Dance students bring DaNCe2U#MentalHealth to regional campuses
The movements in Anna Sokolow’s choreographed “Rooms” carry the same emotional weight almost 65 years after she created the work in 1955. Desire, isolation, anxiety, longing and inner turmoil all make appearances through the dancers’ bodies, which are shaped and moved in ways designed to intrinsically emote experiences of urban isolation.
“What we always find out in history is that sometimes it repeats itself,” said Valarie Williams, professor of dance. “These works become relevant again over time.”
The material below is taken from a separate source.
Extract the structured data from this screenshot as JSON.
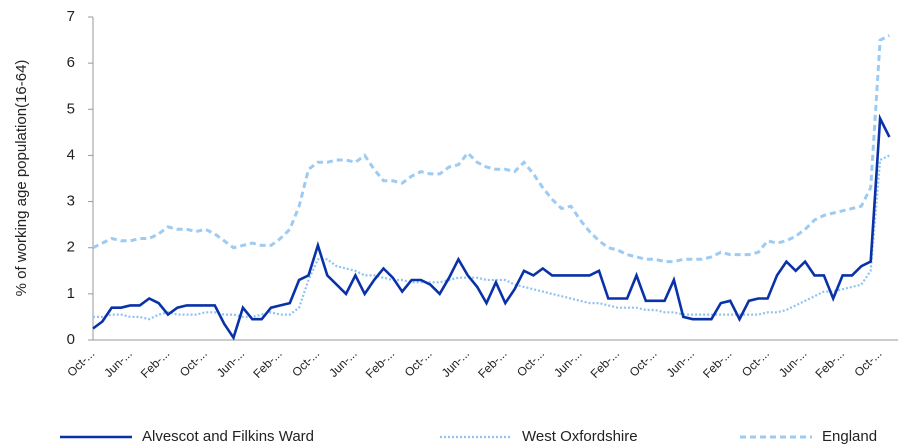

Williams is helping direct “Rooms” and George Balanchine’s “The Four Temperaments” as part of the DaNCE2U #mentalhealth Performance and Panel Tour, a collaboration among the Department of Dance, BalletMet 2 and University Libraries. The show’s name breaks down into “Da” for dance, “N” for notation and “C” for community, Williams said. The “2U” represents both BalletMet 2 and the show’s message “to you.”
This year, the central focus is utilizing the pair of choreographed pieces to facilitate discussions about mental health.
“Dance gives you a new way to enter into these conversations. We don’t just relate to each other through words; we also rely on movement,” Williams said. “We all move first. We don't talk first, and so it's getting down to the basics again and providing one more lens into a very complicated and important issue.”
Ohio State and BalletMet 2 dancers will perform “Rooms” and a section of “The Four Temperaments” throughout the 2019-2020 school year, taking the show to Ohio State regional campuses and performing in Thompson Library and at the Ohio Dance festival in Columbus. Along with the two dance works, DaNCe2u will also include local mental health support specialists to guide discussions about the pieces after they are performed.
Sokolow’s work, which includes the sections “Alone,” “Panic,” “Desire,” “The End” and “Daydream,” is not about a story, but rather a series of emotions that the choice of movements relays to the audience, said Lorry May, founding director of the Sokolow Dance Foundation.
May visited Ohio State in October to help the students in their performance and develop a mindset that enables them to approach the piece in a healthy way; confronting such topics on a regular basis can be overwhelming, and the dancers have to figure out how to let the performance go when they leave the studio, Williams said.
Part of May’s instruction provided students with other ways to think about the movements, focusing instead on the purity of movement itself and allowing that to guide the thought process, instead of pulling from personal experiences.
“Our job is to clarify that movement and help the dancer internalize those movements so they become their own and they fulfill it with their own emotion,” May said. “And then we'll feel it as an audience member.”